A partir de ese momento la carrera fue un largo soliloquio en el que me pregunté, entre miles de cosas, por Fernando Suavita, quien en ese momento corría 21 km en el mismo evento y por Natalia Vélez-Guerrero quien corría 21 km, pero en San Francisco. También escuchaba el fandango de conversaciones que enumeraban viejas buenas, infidelidades de compañeras de oficina, de esposos que no sirven para nada, de hijos que empiezan a caminar o que lanzan platos contra las paredes cuando no le compran el celular que quieren.

Faltando un kilómetro subí al andén para avanzar más rápido. Tuve que esquivar perros, un grupo de punkeros con una caja de vino, mujeres comiendo conos, muchachos con la bandera de Colombia. Antes de llegar a la glorieta retorné al grupo de corredores, bajé la velocidad porque era imposible adelantar en esa masa compacta y me dejé llevar por la multitud. Al final crucé la meta con cuando el reloj marcaba 1:17:29.

Recibí la medalla, estiré músculos y en el maletero me encontré a Elsa con la misma vitalidad que tenía cuando se perdió entre la multitud.

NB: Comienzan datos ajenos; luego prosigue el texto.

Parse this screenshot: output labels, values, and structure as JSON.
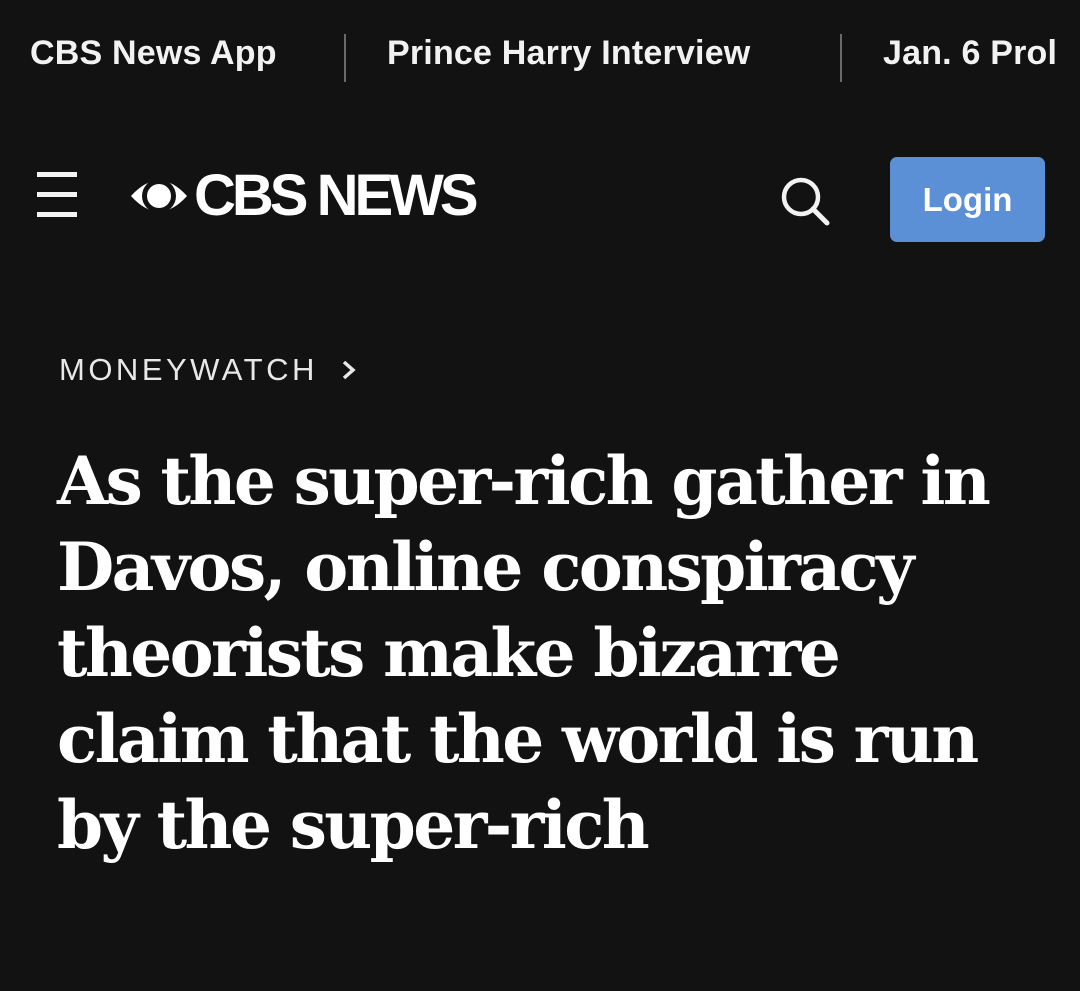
{
  "topbar": {
    "links": [
      "CBS News App",
      "Prince Harry Interview",
      "Jan. 6 Prol"
    ]
  },
  "header": {
    "logo_text": "CBS NEWS",
    "menu_icon": "hamburger-menu-icon",
    "search_icon": "search-icon",
    "login_label": "Login"
  },
  "section": {
    "label": "MONEYWATCH",
    "chevron_icon": "chevron-right-icon"
  },
  "article": {
    "headline": "As the super-rich gather in Davos, online conspiracy theorists make bizarre claim that the world is run by the super-rich"
  },
  "colors": {
    "background": "#121212",
    "text": "#ffffff",
    "login_button": "#5b8fd6",
    "divider": "#6a6a6a"
  }
}
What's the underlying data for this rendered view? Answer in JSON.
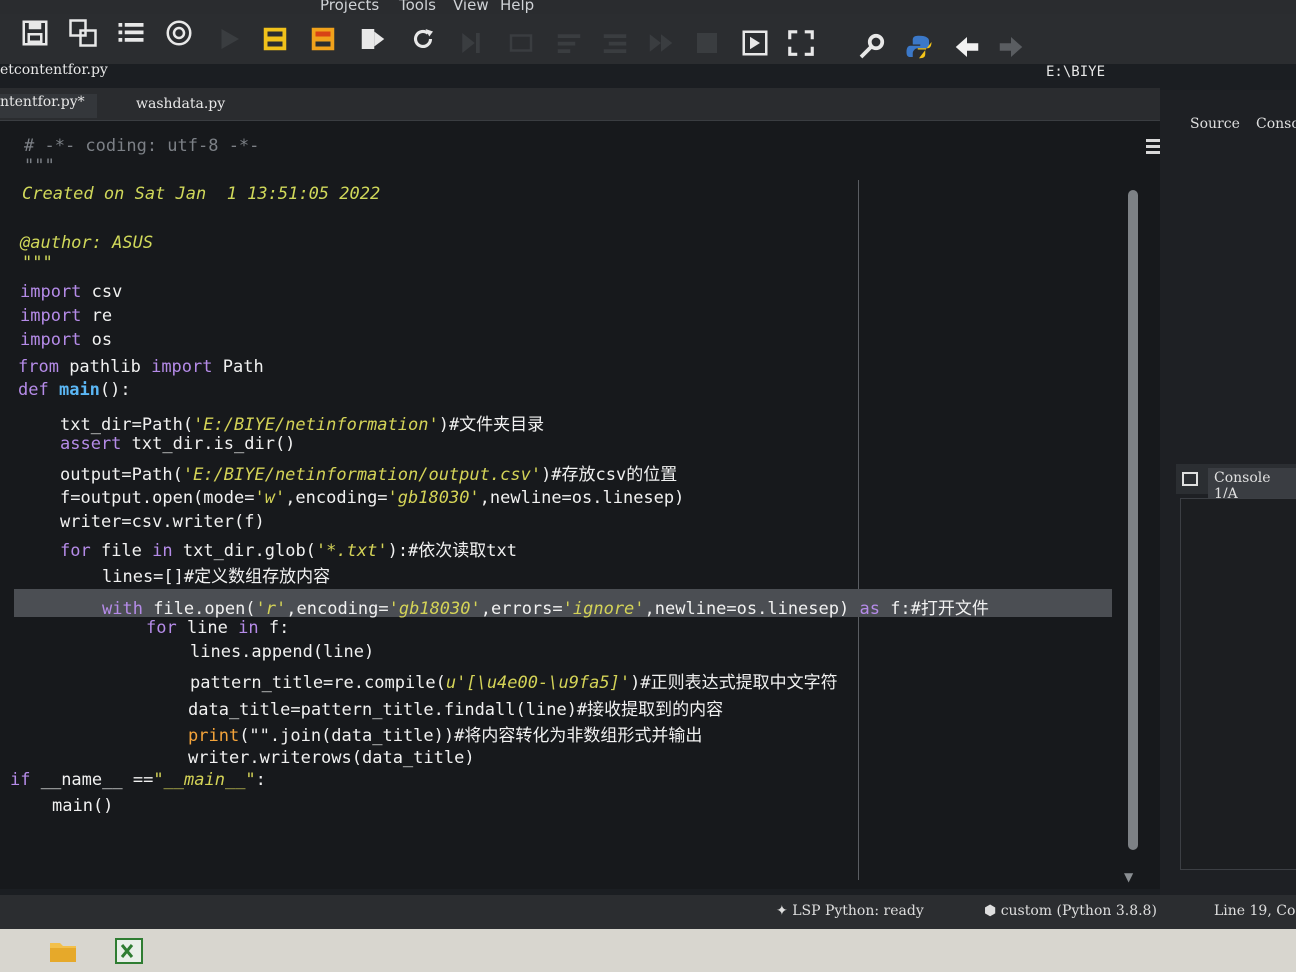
{
  "menu": [
    "Projects",
    "Tools",
    "View",
    "Help"
  ],
  "path": "E:\\BIYE",
  "file_list": [
    "etcontentfor.py"
  ],
  "tabs": [
    {
      "label": "ntentfor.py*",
      "active": true
    },
    {
      "label": "washdata.py",
      "active": false
    }
  ],
  "right_tabs": [
    "Source",
    "Conso"
  ],
  "console_tab": "Console 1/A",
  "toolbar_icons": [
    "save-icon",
    "save-all-icon",
    "list-icon",
    "at-icon",
    "run-icon",
    "run-cell-icon",
    "run-cell-advance-icon",
    "run-selection-icon",
    "rerun-icon",
    "debug-icon",
    "step-icon",
    "step-into-icon",
    "step-return-icon",
    "continue-icon",
    "stop-icon",
    "maximize-pane-icon",
    "fullscreen-icon",
    "wrench-icon",
    "python-icon",
    "back-arrow-icon",
    "forward-arrow-icon"
  ],
  "code_lines": [
    "# -*- coding: utf-8 -*-",
    "\"\"\"",
    "Created on Sat Jan  1 13:51:05 2022",
    "",
    "@author: ASUS",
    "\"\"\"",
    "import csv",
    "import re",
    "import os",
    "from pathlib import Path",
    "def main():",
    "    txt_dir=Path('E:/BIYE/netinformation')#文件夹目录",
    "    assert txt_dir.is_dir()",
    "    output=Path('E:/BIYE/netinformation/output.csv')#存放csv的位置",
    "    f=output.open(mode='w',encoding='gb18030',newline=os.linesep)",
    "    writer=csv.writer(f)",
    "    for file in txt_dir.glob('*.txt'):#依次读取txt",
    "        lines=[]#定义数组存放内容",
    "        with file.open('r',encoding='gb18030',errors='ignore',newline=os.linesep) as f:#打开文件",
    "            for line in f:",
    "                lines.append(line)",
    "                pattern_title=re.compile(u'[\\u4e00-\\u9fa5]')#正则表达式提取中文字符",
    "                data_title=pattern_title.findall(line)#接收提取到的内容",
    "                print(\"\".join(data_title))#将内容转化为非数组形式并输出",
    "                writer.writerows(data_title)",
    "if __name__ ==\"__main__\":",
    "    main()"
  ],
  "status": {
    "lsp": "LSP Python: ready",
    "env": "custom (Python 3.8.8)",
    "cursor": "Line 19, Co"
  }
}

La exigencia no le borró la sonrisa. Al contrario, le dio un lustre nuevo. Parecía que acaba de sacarla de un cajón del alma. Caminamos más de dos kilómetros hasta llegar a un paradero del Sipt en la Avenida Rojas.

En la tarde nos inscribimos con Elsa en el Global Energy Bimbo, una carrera de 10 kilómetros. Mi idea es bajar el tiempo a 1:10:00. Aunque, como siempre, es un objetivo secundario. El objetivo principal es divertirme, llegar a la meta (sin importar el tiempo) y planear la siguiente carrera porque siempre quedan energía para una carrera más y siempre quedan deseos de vencer el cansancio y el temor, de hacerle pistola a la enfermedad y a la muerte.